La partie inférieure du mur du fossé du côté est est talutée, avec des
reprises de maçonneries, des pierres en remploi et des vestiges de bandeau
torique. Le fossé nord est enjambé par un imposant pont en pierre de taille
à quatre arches. Il conduit au portail percé d'un arc sous entablement, orné
d'une clé de linteau et de sommiers saillants. Les bâtiments du château se
répartissent sur le pourtour du promontoire. Les communs (grange, écurie,
buanderie) délimitent au nord et à l'ouest une vaste cour dans laquelle se
trouve un puits couvert. Mentionnés sur le plan cadastral de 1832, ces
bâtiments datent probablement du XVIIIe siècle. Les communs s'appuient au
nord sur les restes d'une ancienne construction, sans doute les vestiges de
la "grosse tour" "presque ruinée" mentionnée par l'ingénieur Claude Masse au
début du XVIIIe siècle. Cette construction pourrait remonter à la fin du XVe
ou au début du XVIe siècle. Elle présente des murs très épais et
partiellement arasés. La grande cour est surplombée au sud-est par une
terrasse sur laquelle s'élève le logis du château. Un escalier à deux
volées, dont une double, avec garde-corps en ferronnerie, relie la cour à la
terrasse. Cette dernière est délimitée par une balustrade en pierre. L'eau
de la terrasse est évacuée par des gargouilles en forme de canons. Sous la
terrasse se trouvent un soubassement constitué de quatre salles voûtées. Le
logis du château est constitué de deux ailes.

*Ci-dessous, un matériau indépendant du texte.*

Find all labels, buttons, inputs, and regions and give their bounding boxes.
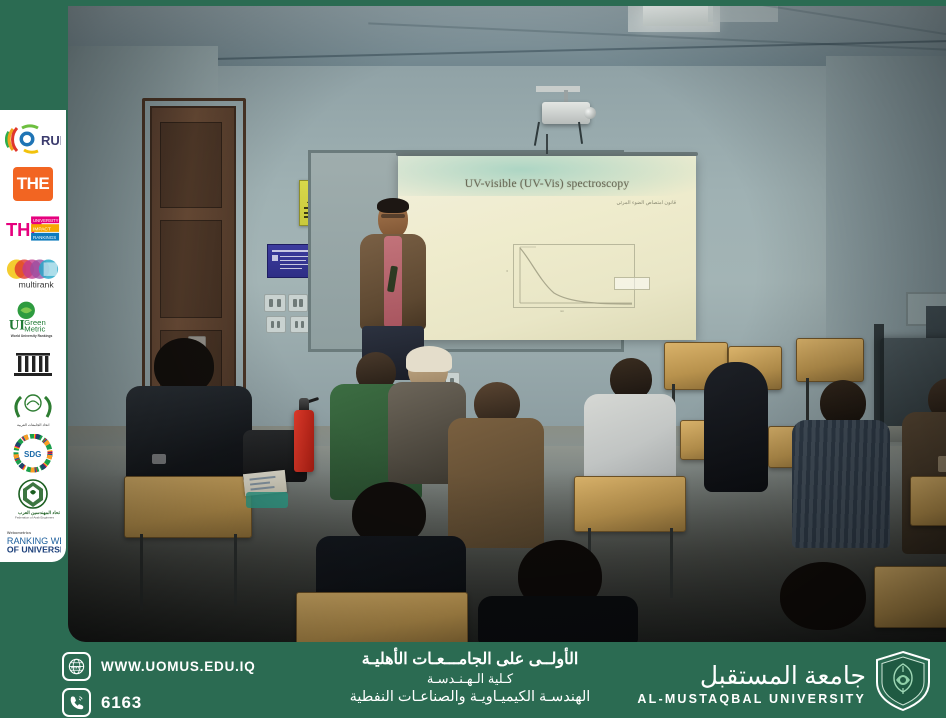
logo-rur-label: RUR xyxy=(41,133,61,148)
jacket-patch xyxy=(938,456,946,472)
logo-sdg: SDG xyxy=(5,433,61,476)
chair xyxy=(296,592,468,642)
student-body xyxy=(704,362,768,492)
student-seated xyxy=(902,394,946,554)
student-body xyxy=(478,596,638,642)
power-outlet xyxy=(288,294,308,312)
logo-the-impact: THE UNIVERSITY IMPACT RANKINGS xyxy=(5,208,61,251)
power-outlet xyxy=(264,294,286,312)
fire-extinguisher xyxy=(294,410,314,472)
university-text: جامعة المستقبل AL-MUSTAQBAL UNIVERSITY xyxy=(637,662,866,706)
projection-glow xyxy=(398,156,696,196)
logo-multirank: multirank xyxy=(5,253,61,296)
teal-box xyxy=(246,492,288,508)
headwear xyxy=(406,346,452,372)
slide-chart-ylabel: A xyxy=(505,270,509,272)
projector-lens xyxy=(584,107,596,119)
svg-text:RANKINGS: RANKINGS xyxy=(33,235,56,240)
arabic-line-1: الأولــى على الجامـــعـات الأهليـة xyxy=(300,650,640,670)
logo-unesco xyxy=(5,343,61,386)
logo-webometrics: Webometrics RANKING WEB OF UNIVERSITIES xyxy=(5,522,61,560)
ceiling-light xyxy=(643,6,713,26)
student-seated xyxy=(698,362,774,492)
logo-rur: RUR xyxy=(5,118,61,161)
svg-text:اتحاد الجامعات العربية: اتحاد الجامعات العربية xyxy=(17,422,49,427)
power-outlet xyxy=(290,316,310,333)
arabic-line-2: كـلية الـهـنـدسـة xyxy=(300,670,640,688)
chair-leg xyxy=(670,528,673,598)
svg-text:www: www xyxy=(70,664,82,669)
slide-chart-xlabel: nm xyxy=(560,309,564,313)
chair-leg xyxy=(140,534,143,610)
chair-leg xyxy=(234,534,237,606)
student-shirt xyxy=(792,420,890,548)
globe-www-icon: www xyxy=(62,652,91,681)
jacket-logo xyxy=(152,454,166,464)
student-foreground xyxy=(478,540,638,642)
presenter-hair xyxy=(377,198,409,213)
logo-ui-greenmetric: UI Green Metric World University Ranking… xyxy=(5,298,61,341)
slide-subtitle: قانون امتصاص الضوء المرئي xyxy=(398,200,696,206)
screen-hook xyxy=(546,134,548,154)
svg-text:Webometrics: Webometrics xyxy=(7,531,31,535)
svg-text:World University Rankings: World University Rankings xyxy=(11,334,53,338)
glasses-icon xyxy=(381,214,405,218)
projection-screen: UV-visible (UV-Vis) spectroscopy قانون ا… xyxy=(398,156,696,340)
slide-title: UV-visible (UV-Vis) spectroscopy xyxy=(408,178,686,190)
slide-chart-curve xyxy=(514,245,634,307)
power-outlet xyxy=(266,316,286,333)
projector-mount xyxy=(536,86,580,92)
chair xyxy=(574,476,686,532)
student-seated xyxy=(792,402,890,548)
arabic-slogan-block: الأولــى على الجامـــعـات الأهليـة كـلية… xyxy=(300,650,640,707)
website-label: WWW.UOMUS.EDU.IQ xyxy=(101,659,256,674)
logo-the: THE xyxy=(5,163,61,206)
arabic-line-3: الهندسـة الكيميـاويـة والصناعـات النفطية xyxy=(300,688,640,707)
svg-text:Federation of Arab Engineers: Federation of Arab Engineers xyxy=(15,515,55,519)
phone-icon xyxy=(62,688,91,717)
ranking-logos-panel: RUR THE THE UNIVERSITY IMPACT RANKINGS xyxy=(0,110,66,562)
svg-text:OF UNIVERSITIES: OF UNIVERSITIES xyxy=(7,545,61,555)
university-name-ar: جامعة المستقبل xyxy=(637,662,866,692)
chair xyxy=(874,566,946,628)
ceiling-projector xyxy=(542,102,590,124)
logo-sdg-label: SDG xyxy=(24,450,41,459)
chair xyxy=(910,476,946,526)
slide-chart-legend xyxy=(614,277,650,290)
student-head xyxy=(780,562,866,630)
svg-text:IMPACT: IMPACT xyxy=(33,227,51,233)
phone-label: 6163 xyxy=(101,693,142,713)
phone-row[interactable]: 6163 xyxy=(62,688,292,717)
svg-text:UNIVERSITY: UNIVERSITY xyxy=(33,219,59,224)
university-crest-icon xyxy=(874,650,932,717)
chair xyxy=(796,338,864,382)
logo-arab-engineers: اتحاد المهندسين العرب Federation of Arab… xyxy=(5,478,61,521)
logo-multirank-label: multirank xyxy=(19,280,55,290)
website-row[interactable]: www WWW.UOMUS.EDU.IQ xyxy=(62,652,292,681)
poster-root: UV-visible (UV-Vis) spectroscopy قانون ا… xyxy=(0,0,946,718)
chair xyxy=(124,476,252,538)
ceiling-tile xyxy=(708,6,778,22)
svg-text:Metric: Metric xyxy=(24,325,45,334)
slide-chart: A nm xyxy=(513,244,635,308)
bottom-banner: www WWW.UOMUS.EDU.IQ 6163 الأولــى على ا… xyxy=(0,642,946,718)
university-name-en: AL-MUSTAQBAL UNIVERSITY xyxy=(637,692,866,706)
logo-arab-union: اتحاد الجامعات العربية xyxy=(5,388,61,431)
lecture-hall-photo: UV-visible (UV-Vis) spectroscopy قانون ا… xyxy=(68,6,946,642)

L'aile nord-est semble remonter pour l'essentiel à la fin du XVIe ou au
début du XVIIe siècle. La façade nord-est est marquée par un bandeau sur
lequel s'alignent les ouvertures, sauf une fenêtre transformée en
porte-fenêtre, avec garde-corps en ferronnerie. L'extrémité droite de cette
façade, tout près du portail, présente un chaînage d'angle à bossage en
partie amputé. L'angle est de cette aile du logis est occupé par une tour
carrée avec mâchicoulis, couverte d'un toit en pavillon et en ardoise. Les
consoles des mâchicoulis sont ornées de triglyphes et de gouttes dans un
style très antiquisant. Au-dessous, sous le bandeau, le mur est percé de
bouches à feu. A l'intérieur, la tour est desservie par un escalier en vis
tournant à gauche. Au rez-de-chaussée se trouvent un petit cabinet voûté
d'arêtes et d'anciennes latrines condamnées. Au premier étage, au niveau des
mâchicoulis, se trouve une salle pour la manœuvre sous une charpente en
enrayure. L'intérieur de l'aile nord-est du logis comprend plusieurs pièces
avec boiseries et cheminées des XVIIe, XVIIIe et XIXe siècles. La jonction
entre l'aile nord-est et l'aile sud du château est assurée par une tour
ronde sommée d'un chemin de ronde sur consoles moulurées, formant un
mâchicoulis factice, sous un toit en poivrière. Devant cette tour, le fossé
a été en partie comblé de manière à ménager un accès au jardin. L'aile sud
du château, reconstruite dans les années 1950, est en béton armé. Sa partie
occidentale, où se trouvent salons, belvédère et terrasse donnant sur
l'estuaire, repose sur de puissantes poutrelles également en béton armé,
selon un système par ailleurs développé lors de la reconstruction de Royan.
La façade nord-ouest de cette aile reprendrait, selon la tradition orale, le
dessin d'une résidence du 18e siècle de la région de Montpellier. Elle
s'organise autour d'un avant-corps large de trois travées, sous un fronton
triangulaire dont le tympan est orné d'une tête de lion encadré de palmes.
Cet avant-corps abrite l'escalier d'honneur, constitué d'une première volée
droite puis d'une deuxième volée double à montée divergente. (1)
Éléments protégés MH : l'ensemble des parties bâties, inscription par arrêté
du 17 août 2012.
château de Saint Seurin d'Uzet 17120 Chenac-Saint-Seurin-d'Uzet,
propriété d'une société SCI dénommée SSU, ne se visite pas.